Comunitynews |NTT – Kementerian Agraria dan Tata Ruang/Badan Pertanahan Nasional (ATR/BPN) menegaskan komitmennya untuk mewujudkan arahan Presiden Prabowo Subianto terkait pengelolaan tanah yang berkeadilan dan berkelanjutan.
Salah satu langkah konkret yang ditempuh adalah melalui pendaftaran serta pengadministrasian tanah ulayat milik masyarakat hukum adat di berbagai daerah.
Kepala Biro Perencanaan dan Kerja Sama ATR/BPN, Andi Tenri Abeng, menegaskan bahwa program ini menjadi bukti hadirnya negara dalam melindungi tanah ulayat.
Hal itu disampaikannya dalam kegiatan Sosialisasi Pendaftaran dan Pengadministrasian Tanah Ulayat di Kabupaten Manggarai, Nusa Tenggara Timur (NTT), Kamis (18/9/2025).
“Presiden menekankan pentingnya pengelolaan tanah dan ruang yang adil serta berkelanjutan. Tanah ulayat menjadi bagian yang tidak terpisahkan. Melalui pendaftaran ini, negara mengakui sekaligus memberikan perlindungan hukum agar aset masyarakat adat tidak mudah dipersoalkan,” ujar Andi.
Menurutnya, langkah tersebut menjadi titik temu antara hukum adat dengan hukum pertanahan nasional. Dengan adanya kepastian hukum, tanah ulayat tidak hanya diakui secara adat, tetapi juga sah secara negara, sehingga terhindar dari potensi konflik maupun klaim sepihak.
“Nilainya bukan hanya ekonomi, tapi juga sosial, budaya, dan spiritual bagi masyarakat hukum adat,” tambahnya.
Tahun 2025, NTT masuk sebagai salah satu dari delapan provinsi prioritas pendaftaran tanah ulayat. Di Kabupaten Manggarai, masyarakat hukum adat Niang Todo di Desa Todo, Kecamatan Satar Mese Barat, telah memiliki tanah ulayat seluas sekitar 2 hektare dengan status clear and clean.
Sementara itu, di Kabupaten Ngada tercatat tiga kelompok masyarakat adat dengan total tanah lebih dari 113 hektare yang siap didaftarkan. Adapun di Kabupaten Nagekeo, sembilan bidang tanah ulayat dengan luas hampir 196 hektare akan segera melalui proses yang sama.
Bupati Manggarai, Herybertus G.L. Nabit, menyambut baik langkah pemerintah ini. Ia menekankan pentingnya penyebarluasan informasi agar seluruh masyarakat adat memahami manfaat program tersebut.
“Jangan berpikir program ini hanya untuk Kota Ruteng atau Todo. Ke depan, akan diperluas ke wilayah lain.

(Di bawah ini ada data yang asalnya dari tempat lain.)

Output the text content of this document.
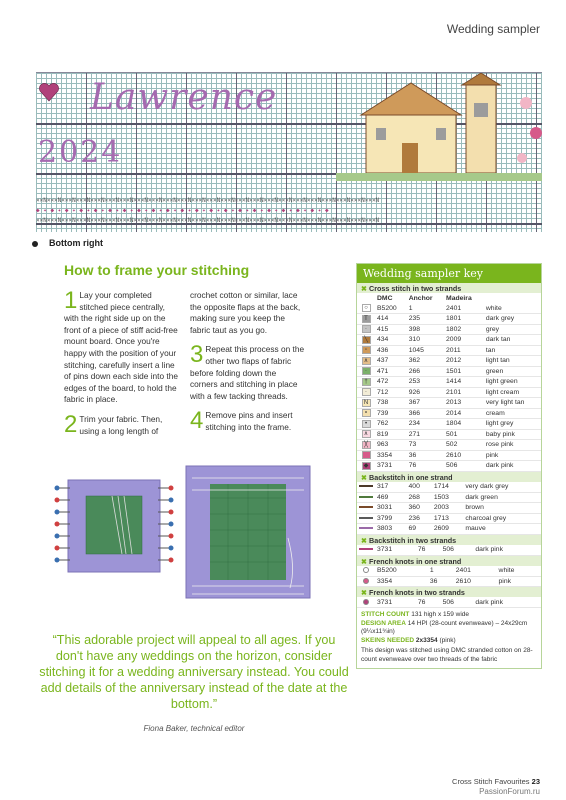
Wedding sampler
Lawrence
2024
××N×××N×××N×××N×××N×××N×××N×××N×××N×××N×××N×××N×××N×××N×××N×××N×××N×××N×××N×××N×××N×××N×××N×××N
◆ ✦ ◆ ✦ ◆ ✦ ◆ ✦ ◆ ✦ ◆ ✦ ◆ ✦ ◆ ✦ ◆ ✦ ◆ ✦ ◆ ✦ ◆ ✦ ◆ ✦ ◆ ✦ ◆ ✦ ◆ ✦ ◆ ✦ ◆ ✦ ◆ ✦ ◆ ✦ ◆
××N×××N×××N×××N×××N×××N×××N×××N×××N×××N×××N×××N×××N×××N×××N×××N×××N×××N×××N×××N×××N×××N×××N×××N
Bottom right
How to frame your stitching

1 Lay your completed stitched piece centrally, with the right side up on the front of a piece of stiff acid-free mount board. Once you're happy with the position of your stitching, carefully insert a line of pins down each side into the edges of the board, to hold the fabric in place.

2 Trim your fabric. Then, using a long length of

crochet cotton or similar, lace the opposite flaps at the back, making sure you keep the fabric taut as you go.

3 Repeat this process on the other two flaps of fabric before folding down the corners and stitching in place with a few tacking threads.

4 Remove pins and insert stitching into the frame.

“This adorable project will appeal to all ages. If you don't have any weddings on the horizon, consider stitching it for a wedding anniversary instead. You could add details of the anniversary instead of the date at the bottom.”
Fiona Baker, technical editor
Wedding sampler key
✖ Cross stitch in two strands
	DMC	Anchor	Madeira	
○	B5200	1	2401	white
T	414	235	1801	dark grey
∙	415	398	1802	grey
╲	434	310	2009	dark tan
▫	436	1045	2011	tan
∧	437	362	2012	light tan
∙	471	266	1501	green
†	472	253	1414	light green
∙	712	926	2101	light cream
N	738	367	2013	very light tan
∘	739	366	2014	cream
•	762	234	1804	light grey
∧	819	271	501	baby pink
╳	963	73	502	rose pink
	3354	36	2610	pink
◆	3731	76	506	dark pink
✖ Backstitch in one strand
	317	400	1714	very dark grey
	469	268	1503	dark green
	3031	360	2003	brown
	3799	236	1713	charcoal grey
	3803	69	2609	mauve
✖ Backstitch in two strands
	3731	76	506	dark pink
✖ French knots in one strand
	B5200	1	2401	white
	3354	36	2610	pink
✖ French knots in two strands
	3731	76	506	dark pink
STITCH COUNT 131 high x 159 wide
DESIGN AREA 14 HPI (28-count evenweave) – 24x29cm (9¼x11¾in)
SKEINS NEEDED 2x3354 (pink)
This design was stitched using DMC stranded cotton on 28-count evenweave over two threads of the fabric
Cross Stitch Favourites 23
PassionForum.ru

Namun keberhasilannya tetap bergantung pada kesadaran masyarakat hukum adat sendiri,” ujar Herybertus.
Program pendaftaran tanah ulayat merupakan bagian dari Integrated Land Administration and Spatial Planning Project (ILASPP), hasil kerja sama ATR/BPN dengan Bank Dunia. Di NTT, kegiatan ini berlangsung di tiga kabupaten: Timor Tengah Selatan, Manggarai, dan Sumba Timur.
Dalam kesempatan yang sama, ATR/BPN juga menyerahkan 200 sertipikat tanah hasil program Pendaftaran Tanah Sistematis Lengkap (PTSL) kepada masyarakat Manggarai. Penyerahan dilakukan secara simbolis oleh Bupati Herybertus bersama pejabat ATR/BPN.
Selain itu, sejumlah narasumber turut hadir memberikan penjelasan mengenai pentingnya pendaftaran tanah ulayat. Di antaranya, Kepala Subdirektorat Pendaftaran Tanah Ulayat dan Tanah Komunal Setyo Anggraini; Program Manager Project Management Unit ILASPP, M. Sigit Widodo; Senior National Policy Manager Landesa Indonesia, Rino Subagyo; serta perwakilan Kementerian Dalam Negeri, Nitta Rosalin Marbun, yang hadir secara daring.
Dengan langkah ini, pemerintah berharap tanah ulayat masyarakat hukum adat dapat terlindungi, sekaligus memberikan kepastian hukum bagi generasi mendatang.